Sędzia Krzysztof Szewczak, prezes Sądu Apelacyjnego w Lublinie przedstawił ministrowi troje kandydatów na nowego wiceprezesa. Zbigniew Ziobro nie zaakceptował żadnego z kandydatów. W rezultacie prezes lubelskiej „apelacji” oddał się do dyspozycji szefa resortu.
Sędziowie lubelskiej apelacji przyjęli specjalną uchwałę, w której sprzeciwiają się narzucaniu propozycji kadrowych przez resort sprawiedliwości. Minister Ziobro przedstawił jednak własnego kandydata na wiceprezesa SA Lublinie. Jak ustaliliśmy nieoficjalnie, to sędzia Jerzy Daniluk, karnista z Sądu Okręgowego w Lublinie. Aktualnie pełni funkcję prezesa Sądu Rejonowego w Białej Podlaskiej. Oficjalnie sędziowie nie potwierdzają żadnych nazwisk. W związku z propozycją Zbigniewa Ziobry, w poniedziałek zebrało się Kolegium Sądu Apelacyjnego w Lublinie.
– Sędzia rekomendowany przez ministra odpowiadał na pytania. Członkowie kolegium przedstawili prezesowi swoje opinie na temat kandydata – informuje Barbara Du Château, rzecznik Sądu Apelacyjnego w Lublinie.

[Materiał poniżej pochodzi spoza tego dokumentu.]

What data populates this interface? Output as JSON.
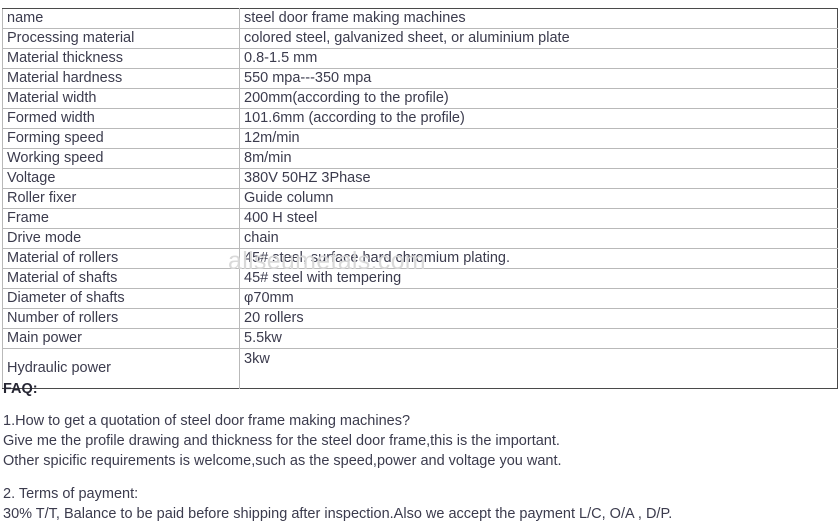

Z nieoficjalnych informacji wynika, że sędziowie niezbyt przychylnie odnieśli się do „ministerialnego” kandydata. W ciągu kilku dni prezes SA w Lublinie powinien zdecydować, czy oficjalnie przedstawi proponowanego sędziego, jako kandydata na swojego zastępcę.